Inductive Link Prediction in Heterogeneous Information Networks via Adversarial Distillation
摘要
Link prediction, as a core downstream task of network analysis, mainly evaluates the connection probability between two nodes. In heterogeneous networks, the diverse types of nodes and relations increase the complexity and challenges of link prediction. Existing methods based on Graph Neural Network (GNN), largely focus on transductive link prediction-forecasting connections between a graph’s existing nodes. However, these methods underperform in real-world heterogeneous networks for inductive link prediction-key to predicting links of new isolated nodes whose link information is unavailable during training. Recent inductive link prediction approaches largely rely on node features, often overlooking graph structural information. Therefore, we propose an adversarial distillation-based heterogeneous graph inductive link prediction model (HGADI). The teacher model, a more expressive GNN, integrates local structures and high-order dependencies via contrastive learning to capture comprehensive structural context. The student model, a lightweight Multi-Layer Perceptron (MLP) that predicts missing links using node features, employs adversarial distillation to align its feature distributions with those of the teacher.

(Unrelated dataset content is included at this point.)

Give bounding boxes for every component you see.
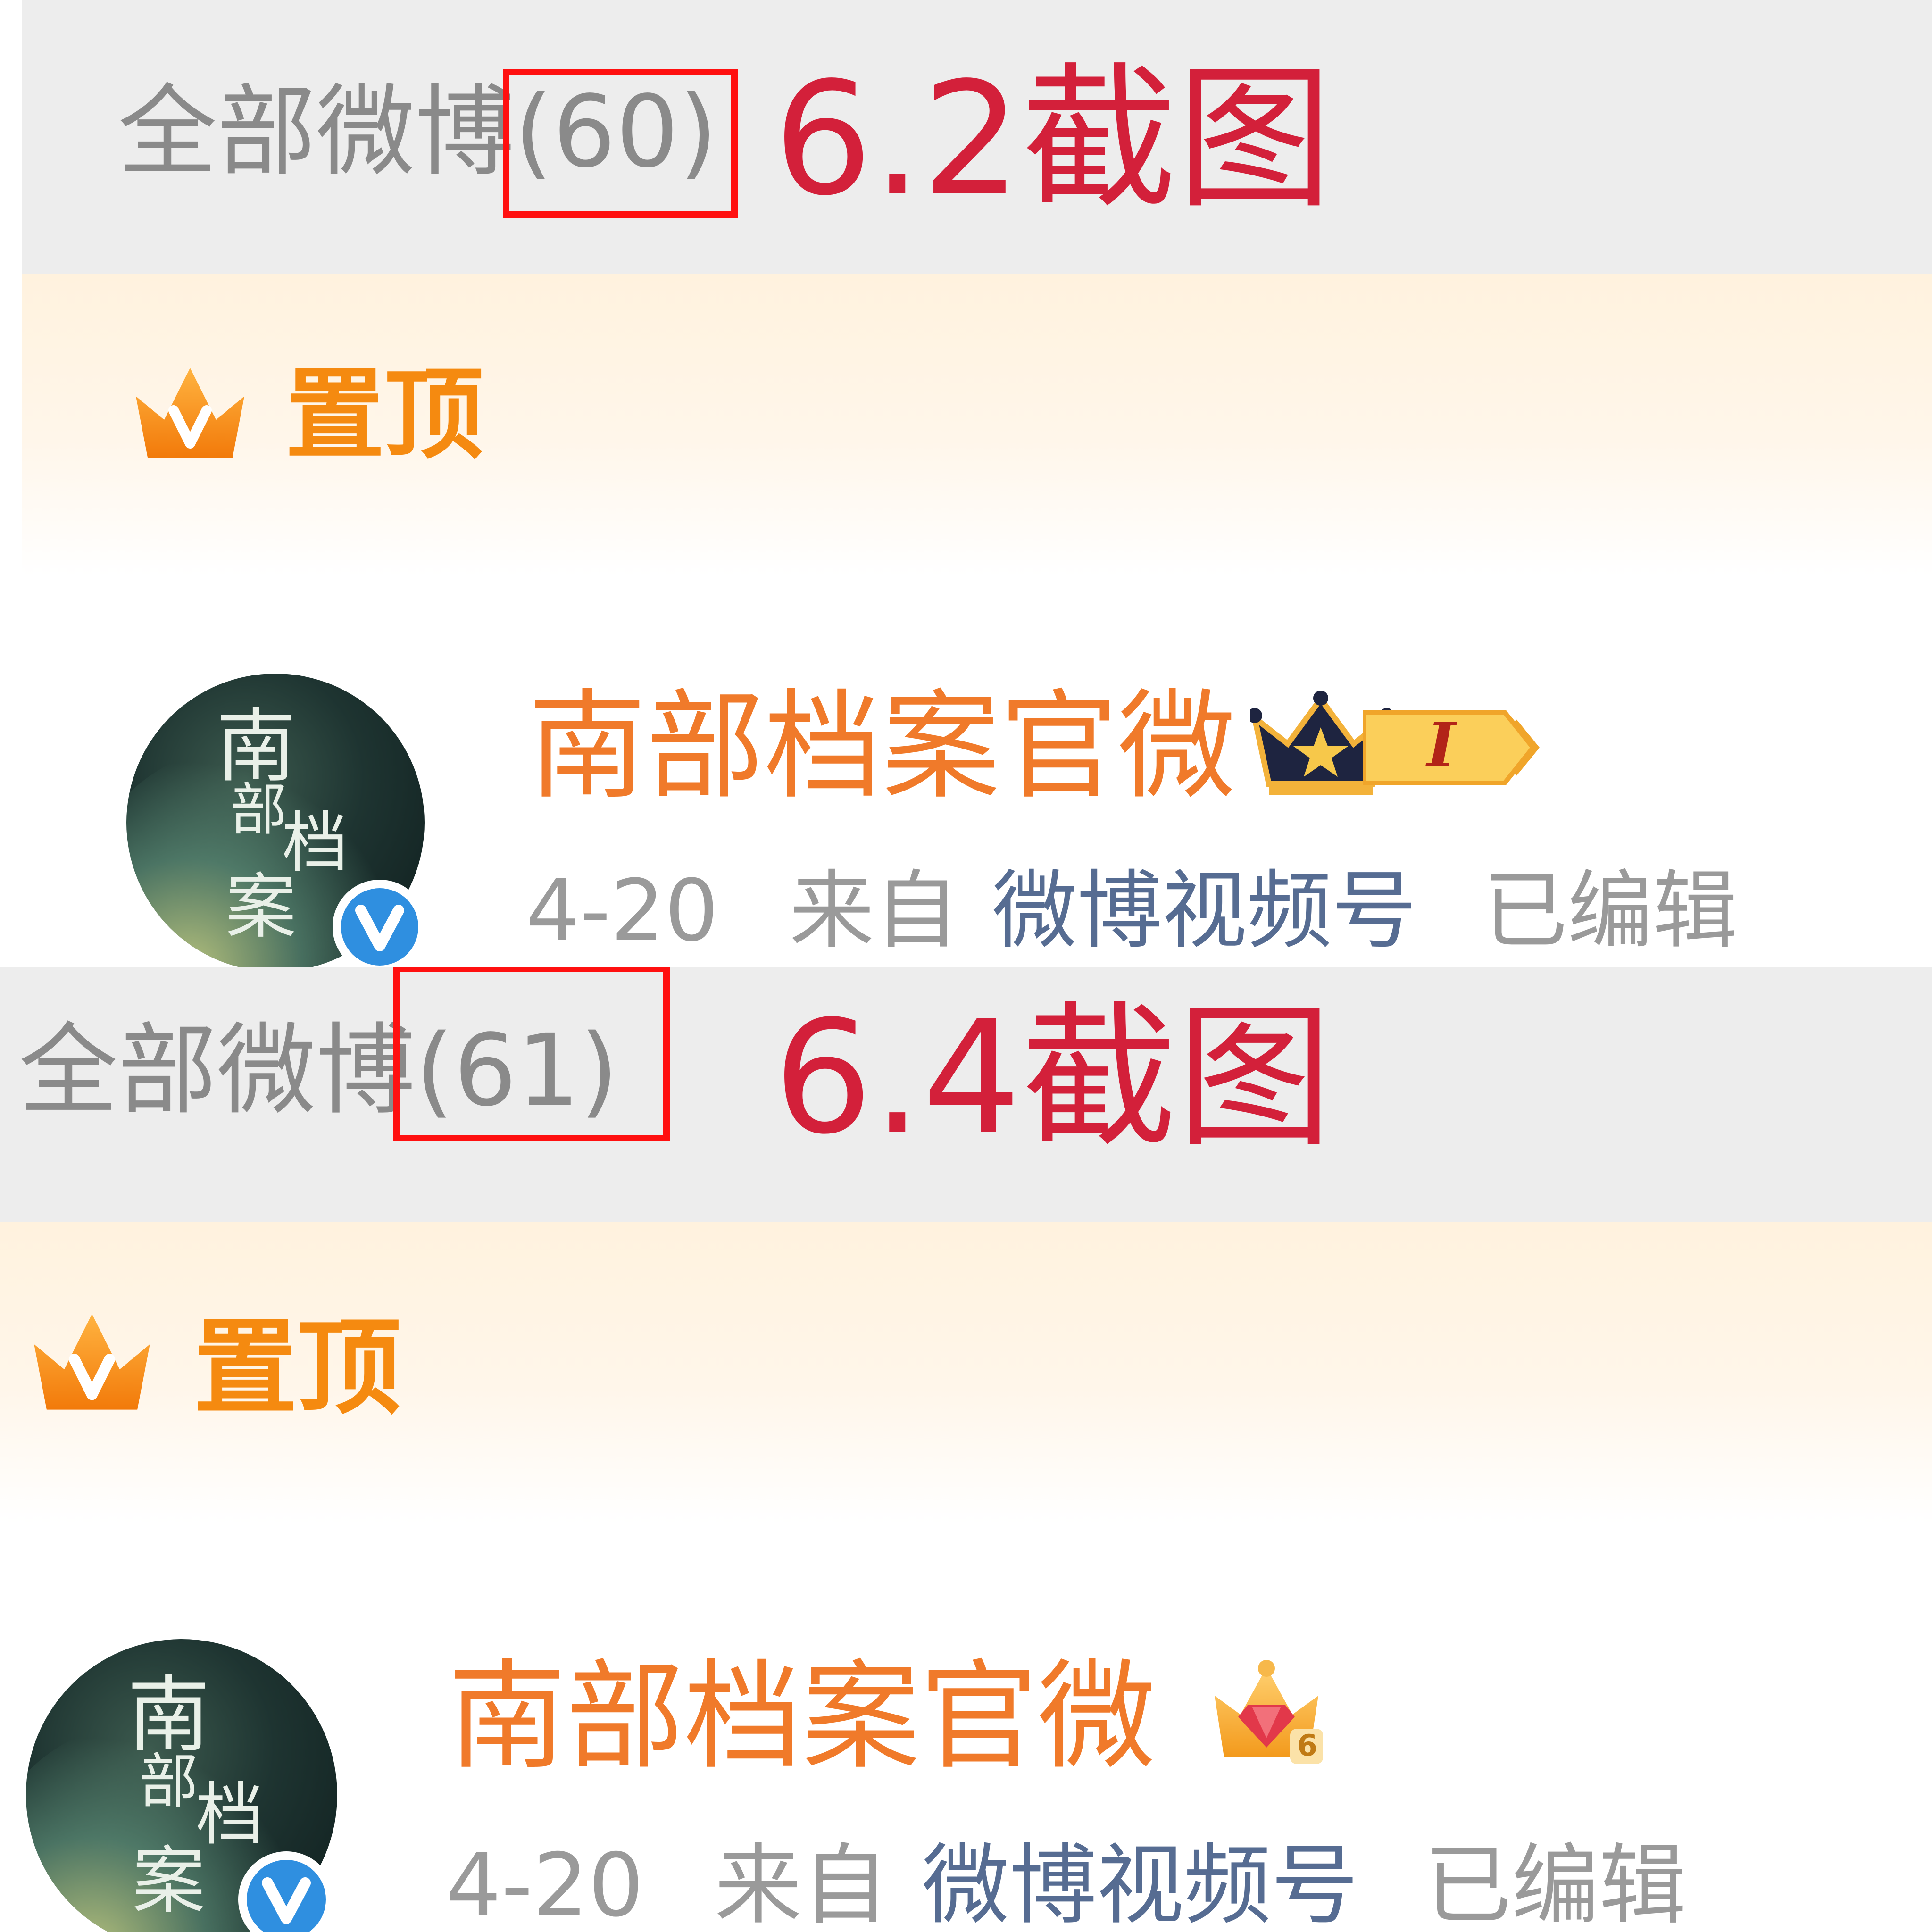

By combining node feature learning with distilled structural knowledge, the student model effectively performs inductive link prediction, leveraging the GNN’s expressiveness and MLP’s fast inference. Experiments on three real-world heterogeneous datasets show that HGADI noticeably outperforms state-of-the-art (SOTA) methods in both the Area Under Curve (AUC) and Average Precision (AP) metrics. Additionally, HGADI achieves remarkable rapid inference and less memory usage compared to GNN-based approaches.